Dynamic Servers and the Braveheart Syndrome
Sometimes the clustered approach explained in the preceding section will fail to do its work. Basically, we have divided the game world spatially, assuming that means a homogeneous player division as well. Each cell region has approximately the same number of players. But what happens if a large number of gamers are, at a point in time, located in the same grid cell? Imagine a "hotspot" region to which many players converge for some game-related reason. Obviously, that server will sustain more workload than the rest. Imagine the "launchpad" area, where most gamers in a MMG appear when they first enter a game. It's an overpopulated area, which will make our servers stall.
The first option would be to study these cases carefully and further divide the game world, much like in a quadtree, around these regions. But this implies that these hotspot regions are fixed, which doesn't really have to be the case. Imagine that one day there's an extra quest proposed by the game developers, and that quest increases traffic in a certain portion of the game world. How can we ensure that the gaming experience will not degrade that day? And how can we get things back to normal after the activity is over, and the traffic level is reduced? This is often referred to as the Braveheart syndrome: how to prevent a situation in which lots of gamers move to a small portion of the map and then leave it, much like in a battle like those portrayed in the Braveheart movie. This phenomenon is depicted in Figure 10.5.
Figure 10.5. The Braveheart syndrome. Left: servers with homogeneous load. Right: players concentrate on a specific spot, bringing the system down.

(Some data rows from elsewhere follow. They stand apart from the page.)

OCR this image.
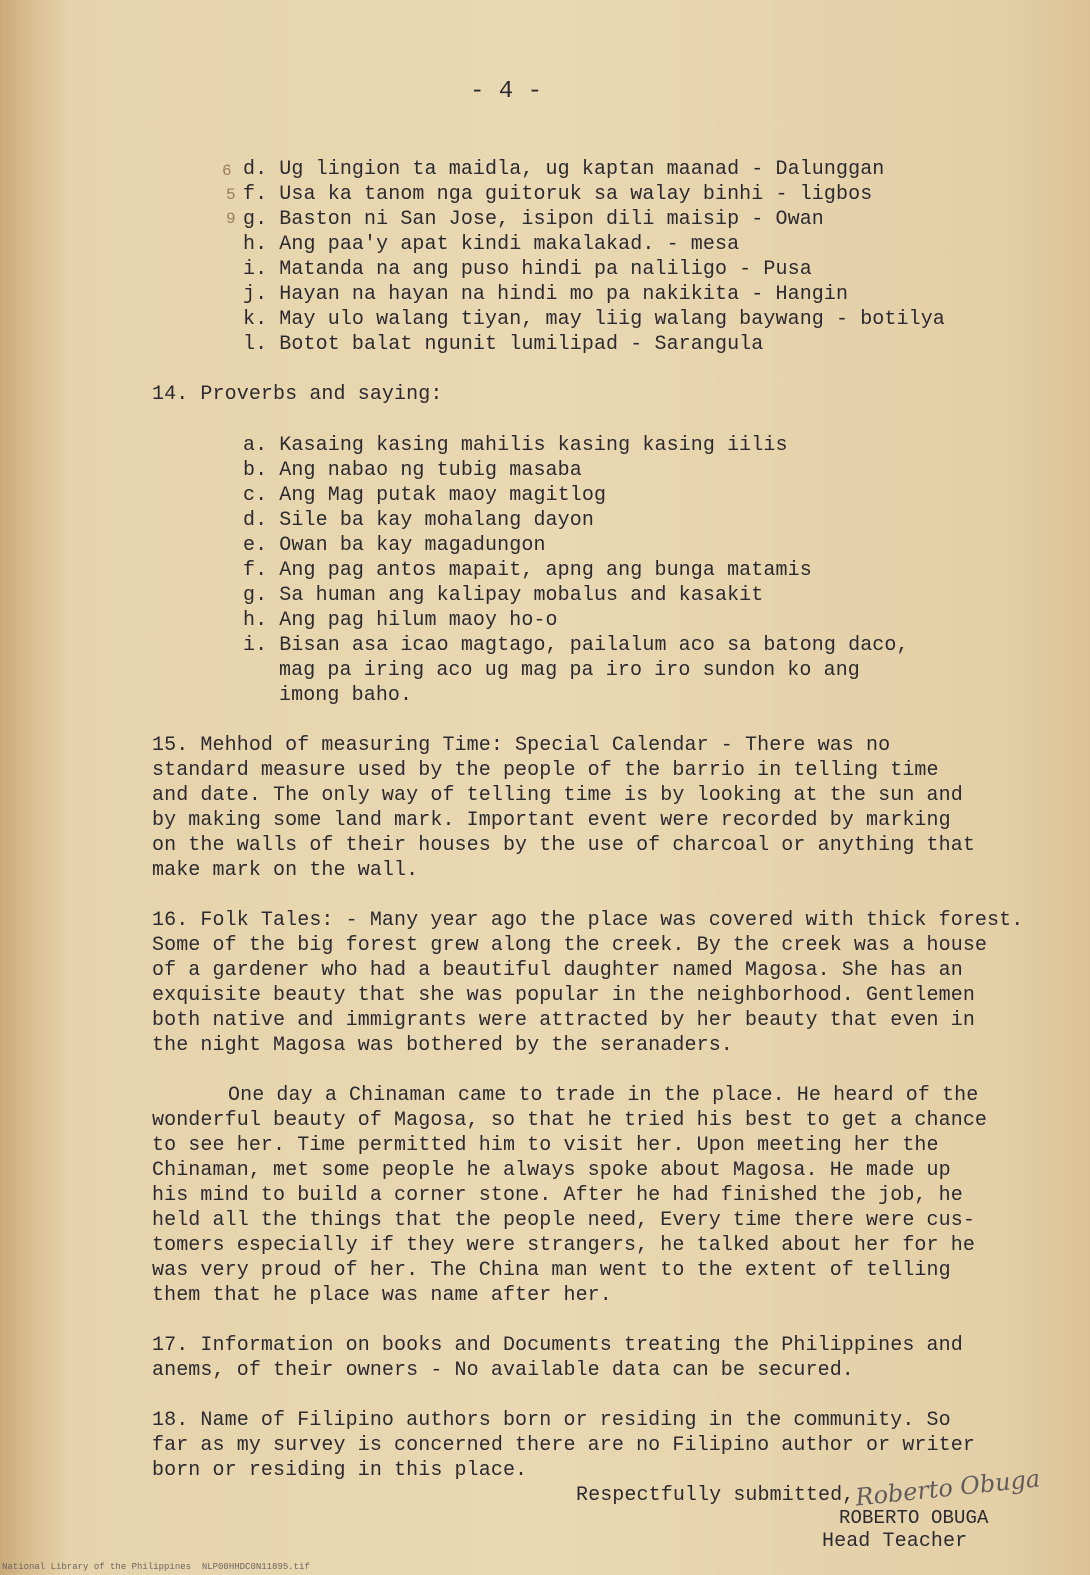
- 4 -
6
5
9
d. Ug lingion ta maidla, ug kaptan maanad - Dalunggan
f. Usa ka tanom nga guitoruk sa walay binhi - ligbos
g. Baston ni San Jose, isipon dili maisip - Owan
h. Ang paa'y apat kindi makalakad. - mesa
i. Matanda na ang puso hindi pa naliligo - Pusa
j. Hayan na hayan na hindi mo pa nakikita - Hangin
k. May ulo walang tiyan, may liig walang baywang - botilya
l. Botot balat ngunit lumilipad - Sarangula
14. Proverbs and saying:
a. Kasaing kasing mahilis kasing kasing iilis
b. Ang nabao ng tubig masaba
c. Ang Mag putak maoy magitlog
d. Sile ba kay mohalang dayon
e. Owan ba kay magadungon
f. Ang pag antos mapait, apng ang bunga matamis
g. Sa human ang kalipay mobalus and kasakit
h. Ang pag hilum maoy ho-o
i. Bisan asa icao magtago, pailalum aco sa batong daco,
mag pa iring aco ug mag pa iro iro sundon ko ang
imong baho.
15. Mehhod of measuring Time: Special Calendar - There was no
standard measure used by the people of the barrio in telling time
and date. The only way of telling time is by looking at the sun and
by making some land mark. Important event were recorded by marking
on the walls of their houses by the use of charcoal or anything that
make mark on the wall.
16. Folk Tales: - Many year ago the place was covered with thick forest.
Some of the big forest grew along the creek. By the creek was a house
of a gardener who had a beautiful daughter named Magosa. She has an
exquisite beauty that she was popular in the neighborhood. Gentlemen
both native and immigrants were attracted by her beauty that even in
the night Magosa was bothered by the seranaders.
One day a Chinaman came to trade in the place. He heard of the
wonderful beauty of Magosa, so that he tried his best to get a chance
to see her. Time permitted him to visit her. Upon meeting her the
Chinaman, met some people he always spoke about Magosa. He made up
his mind to build a corner stone. After he had finished the job, he
held all the things that the people need, Every time there were cus-
tomers especially if they were strangers, he talked about her for he
was very proud of her. The China man went to the extent of telling
them that he place was name after her.
17. Information on books and Documents treating the Philippines and
anems, of their owners - No available data can be secured.
18. Name of Filipino authors born or residing in the community. So
far as my survey is concerned there are no Filipino author or writer
born or residing in this place.
Respectfully submitted, Roberto Obuga
ROBERTO OBUGA
Head Teacher
National Library of the Philippines  NLP00HHDC0N11895.tif
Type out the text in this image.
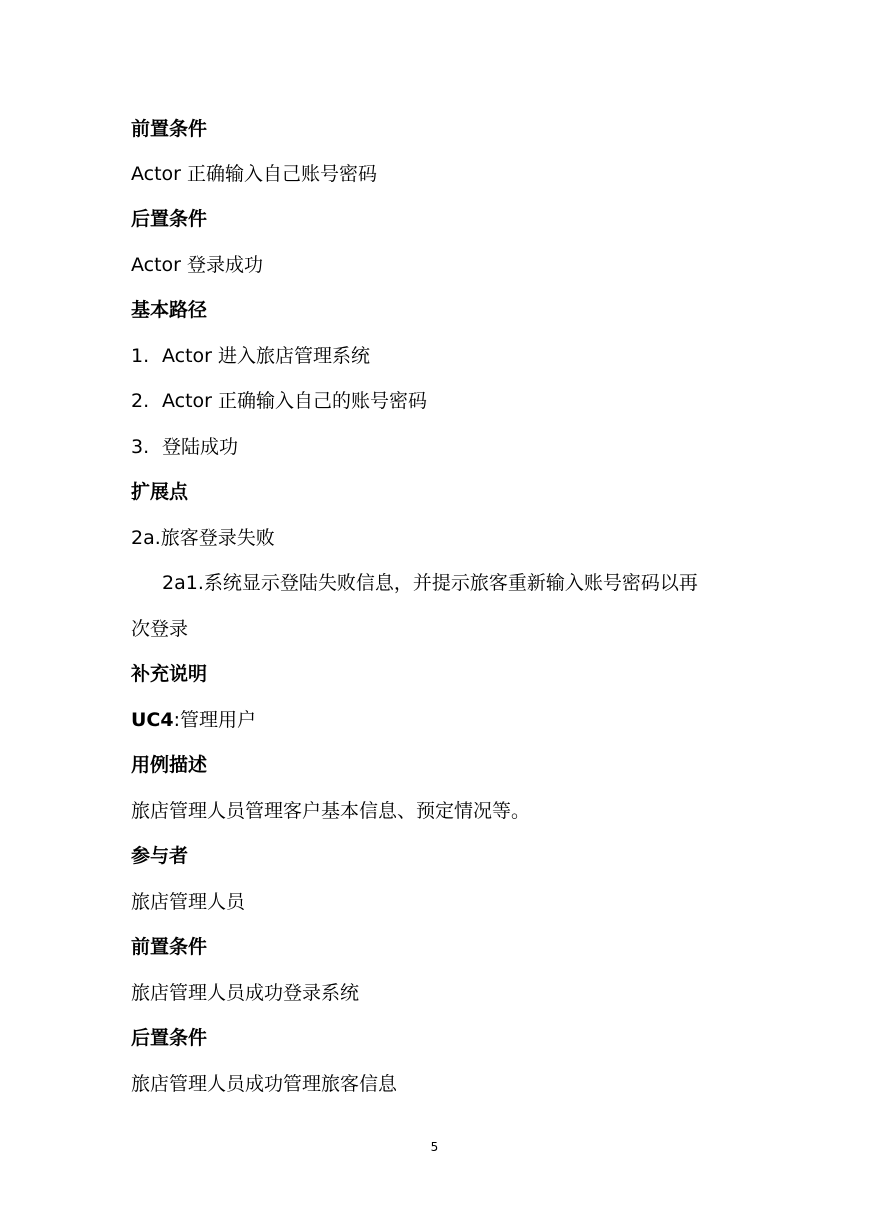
前置条件
Actor 正确输入自己账号密码
后置条件
Actor 登录成功
基本路径
1. Actor 进入旅店管理系统
2. Actor 正确输入自己的账号密码
3. 登陆成功
扩展点
2a.旅客登录失败
2a1.系统显示登陆失败信息，并提示旅客重新输入账号密码以再
次登录
补充说明
UC4:管理用户
用例描述
旅店管理人员管理客户基本信息、预定情况等。
参与者
旅店管理人员
前置条件
旅店管理人员成功登录系统
后置条件
旅店管理人员成功管理旅客信息
5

Obviously, the solution is to allow dynamic server reallocation, so servers can be assigned to specific regions in real time with no user-perceived performance loss. When lots of players converge to a specific region, the server array must reconfigure itself automatically, subdividing the affected regions further so the overall number of players per server stays under control. This is a very involved solution, implemented (among others) by games such as Asheron's Call. It is also offered by many MMG creation packages, like the Game Grid by Butterfly.net.
Two ways of dealing with the Braveheart problem come to mind. One approach would be to resize server zones to try to guarantee that all servers are equally loaded at all times. The idea is that if a zone gets overcrowded, this implies that other zones are emptying, and thus we can expand those zones so they assume part of the load from the crowded zone.
Another approach would be to have hot-swappable servers that are basically ready and waiting for spikes. If a spike occurs, the whole game world stays the same. Only the affected server will call for help, dividing itself in two and passing part of the population to the hot-swappable server. This passing can cause some annoyances as the players are moved from one server to the other, but assuming the spike is progressive (players enter the zone one by one), we can gradually move them to the new server so performance loss is not detected. This second idea has an added benefit: If we implement hot-swappable servers, we can grow the game world dynamically without big changes in the design. We just add more servers and assign them to specific game zones, and we are all set.